Harry shook his head and took a slow step forward. “Never saw him in Leetsville. Maybe not from around here. Say, did I ever tell you about the logging camp right down in that gully over there?”

Whatever the Indian had said to Harry, it must have made him nervous. He was in a hurry to change the subject and get back to what he knew best—the woods, mushrooms. That left me with an uneasy feeling and a lot less interest in searching for food.

I was ready to start for home but Harry motioned me forward, pointing down the steep embankment we stood on, into a thick stand of maple. It was hard to concentrate on Harry’s history lesson. I was worried about that man who’d come to see me. If it was the same guy from the lake … I told Dolly he saw what she did. But Harry said “older guy.” I was in the middle of something I didn’t understand. Darn her. Darn me. Right there in the woods I began looking over my shoulder to see if I could catch sight of a figure with dark hair blowing in the wind, following along behind.

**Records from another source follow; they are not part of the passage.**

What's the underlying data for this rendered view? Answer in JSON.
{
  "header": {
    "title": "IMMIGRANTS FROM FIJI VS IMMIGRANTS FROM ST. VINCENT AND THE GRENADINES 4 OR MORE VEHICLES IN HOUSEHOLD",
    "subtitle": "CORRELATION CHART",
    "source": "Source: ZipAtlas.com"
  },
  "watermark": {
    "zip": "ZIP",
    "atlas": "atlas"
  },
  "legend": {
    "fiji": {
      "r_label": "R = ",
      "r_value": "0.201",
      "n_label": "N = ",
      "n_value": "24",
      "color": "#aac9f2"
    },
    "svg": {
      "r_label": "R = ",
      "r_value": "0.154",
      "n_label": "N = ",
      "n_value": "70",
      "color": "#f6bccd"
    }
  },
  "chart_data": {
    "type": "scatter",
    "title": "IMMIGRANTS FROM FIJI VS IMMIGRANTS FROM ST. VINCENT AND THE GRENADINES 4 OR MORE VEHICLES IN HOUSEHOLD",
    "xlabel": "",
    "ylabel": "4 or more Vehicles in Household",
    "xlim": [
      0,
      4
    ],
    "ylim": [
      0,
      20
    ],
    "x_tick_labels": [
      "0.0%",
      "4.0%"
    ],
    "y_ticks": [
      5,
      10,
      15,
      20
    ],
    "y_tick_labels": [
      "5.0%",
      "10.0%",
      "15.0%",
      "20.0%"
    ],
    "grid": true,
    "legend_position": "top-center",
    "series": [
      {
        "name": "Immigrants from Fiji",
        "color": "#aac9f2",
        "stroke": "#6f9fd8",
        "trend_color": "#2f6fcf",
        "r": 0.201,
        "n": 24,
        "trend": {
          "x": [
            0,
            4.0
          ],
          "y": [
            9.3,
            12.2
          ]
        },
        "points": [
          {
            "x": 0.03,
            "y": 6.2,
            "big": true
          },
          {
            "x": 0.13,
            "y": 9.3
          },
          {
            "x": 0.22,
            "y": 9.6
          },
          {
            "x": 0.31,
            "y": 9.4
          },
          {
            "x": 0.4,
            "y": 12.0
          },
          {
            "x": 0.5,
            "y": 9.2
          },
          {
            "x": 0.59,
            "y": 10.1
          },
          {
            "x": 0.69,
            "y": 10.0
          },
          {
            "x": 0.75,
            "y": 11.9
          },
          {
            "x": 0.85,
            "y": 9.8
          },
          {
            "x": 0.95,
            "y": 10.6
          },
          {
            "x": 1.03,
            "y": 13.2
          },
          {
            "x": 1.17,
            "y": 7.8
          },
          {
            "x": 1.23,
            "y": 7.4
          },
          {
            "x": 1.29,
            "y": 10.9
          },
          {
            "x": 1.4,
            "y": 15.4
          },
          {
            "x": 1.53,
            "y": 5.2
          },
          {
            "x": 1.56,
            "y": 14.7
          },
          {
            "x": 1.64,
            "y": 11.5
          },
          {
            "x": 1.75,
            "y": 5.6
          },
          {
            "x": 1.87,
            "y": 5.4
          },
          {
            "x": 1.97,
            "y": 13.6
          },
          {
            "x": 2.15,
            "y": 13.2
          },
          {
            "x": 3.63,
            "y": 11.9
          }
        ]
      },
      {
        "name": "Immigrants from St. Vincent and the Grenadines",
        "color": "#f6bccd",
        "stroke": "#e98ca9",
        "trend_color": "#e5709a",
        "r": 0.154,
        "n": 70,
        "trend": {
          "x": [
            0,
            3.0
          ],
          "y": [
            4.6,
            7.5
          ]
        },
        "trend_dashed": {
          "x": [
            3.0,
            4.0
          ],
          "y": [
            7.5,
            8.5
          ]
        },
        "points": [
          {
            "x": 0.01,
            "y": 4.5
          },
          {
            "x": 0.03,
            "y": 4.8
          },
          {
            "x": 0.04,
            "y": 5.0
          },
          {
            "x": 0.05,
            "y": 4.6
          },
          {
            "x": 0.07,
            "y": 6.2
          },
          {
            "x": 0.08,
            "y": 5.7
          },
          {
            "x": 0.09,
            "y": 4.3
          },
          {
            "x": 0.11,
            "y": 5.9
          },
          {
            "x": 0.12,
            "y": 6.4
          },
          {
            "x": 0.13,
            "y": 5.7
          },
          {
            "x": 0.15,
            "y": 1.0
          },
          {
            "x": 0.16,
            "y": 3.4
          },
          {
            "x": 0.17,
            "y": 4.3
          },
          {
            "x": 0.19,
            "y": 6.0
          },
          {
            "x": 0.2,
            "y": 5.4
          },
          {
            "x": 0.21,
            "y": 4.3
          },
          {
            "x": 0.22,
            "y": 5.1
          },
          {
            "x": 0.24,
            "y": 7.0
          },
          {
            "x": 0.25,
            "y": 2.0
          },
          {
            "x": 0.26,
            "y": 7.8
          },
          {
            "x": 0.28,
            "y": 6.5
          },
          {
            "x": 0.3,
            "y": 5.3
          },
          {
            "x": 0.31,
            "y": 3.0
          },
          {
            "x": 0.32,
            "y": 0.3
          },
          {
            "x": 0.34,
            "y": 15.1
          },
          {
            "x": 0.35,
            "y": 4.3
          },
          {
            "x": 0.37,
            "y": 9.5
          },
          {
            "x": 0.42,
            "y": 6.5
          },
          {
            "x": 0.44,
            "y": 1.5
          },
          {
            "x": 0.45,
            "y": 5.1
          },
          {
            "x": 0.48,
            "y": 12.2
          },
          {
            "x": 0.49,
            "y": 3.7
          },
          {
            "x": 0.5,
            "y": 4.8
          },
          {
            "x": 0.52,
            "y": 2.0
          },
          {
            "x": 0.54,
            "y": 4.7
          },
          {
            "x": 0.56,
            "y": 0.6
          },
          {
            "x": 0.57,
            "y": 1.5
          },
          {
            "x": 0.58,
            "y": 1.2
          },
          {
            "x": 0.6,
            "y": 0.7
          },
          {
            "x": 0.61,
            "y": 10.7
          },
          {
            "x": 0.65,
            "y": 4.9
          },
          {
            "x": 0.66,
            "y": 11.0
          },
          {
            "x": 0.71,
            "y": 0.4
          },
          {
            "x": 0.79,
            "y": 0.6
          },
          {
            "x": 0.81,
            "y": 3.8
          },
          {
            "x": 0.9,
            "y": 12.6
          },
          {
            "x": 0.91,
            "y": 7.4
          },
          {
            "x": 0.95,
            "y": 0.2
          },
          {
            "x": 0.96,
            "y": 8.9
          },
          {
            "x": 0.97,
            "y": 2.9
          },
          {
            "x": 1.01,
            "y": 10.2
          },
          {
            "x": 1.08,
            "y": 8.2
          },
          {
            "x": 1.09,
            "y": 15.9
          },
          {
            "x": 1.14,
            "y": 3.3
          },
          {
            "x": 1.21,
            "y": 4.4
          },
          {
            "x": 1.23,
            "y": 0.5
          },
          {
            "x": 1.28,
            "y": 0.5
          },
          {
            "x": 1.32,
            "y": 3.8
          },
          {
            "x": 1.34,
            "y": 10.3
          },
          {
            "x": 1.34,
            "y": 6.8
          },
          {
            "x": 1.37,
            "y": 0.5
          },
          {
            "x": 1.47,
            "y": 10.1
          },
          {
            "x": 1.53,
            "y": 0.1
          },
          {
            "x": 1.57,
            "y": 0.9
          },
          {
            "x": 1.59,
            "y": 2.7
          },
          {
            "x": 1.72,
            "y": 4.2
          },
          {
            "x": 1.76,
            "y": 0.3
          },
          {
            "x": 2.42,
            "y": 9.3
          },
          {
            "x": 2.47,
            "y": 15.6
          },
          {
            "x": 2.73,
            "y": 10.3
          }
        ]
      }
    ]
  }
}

“White man’s camp right over there.” Harry pointed ahead then turned and pointed behind us, down the other side of the embankment to where the maples weren’t as thick. “Indian lumberjack’s camp back there. No love lost between the two camps. One night one of the Indians went over and murdered a man who’d been picking on his brother, then he up and disappeared. They know how to do that, ya see. Know these woods like somebody else might know their own backyard. But that brother wasn’t so lucky. Somebody from the white man’s camp found him, done him in, and all the Indians left. But not before they got their revenge—in the white man’s terms. They turned over one of them railroad engines that was waiting to take a load of logs down to Graying. Track ran right through these woods. Men cut trees in the summer. Pulled out the logs by horse in the winter, when the logs could be skidded over the snow. Took ’em to the log dump—just through those trees there, where the train was waiting. Indians turned that engine over and dumped ’er off the trestle we’re standing on. Maybe a hundred years ago. Last I heard the engine was still down there somewhere. Couldn’t right it and get it back up, so they buried it. Time’s covered it over. That’s what time does—just like with your skeletons. Wouldn’t think of digging that engine up ’cause some things are best left buried, you know. Best left buried.”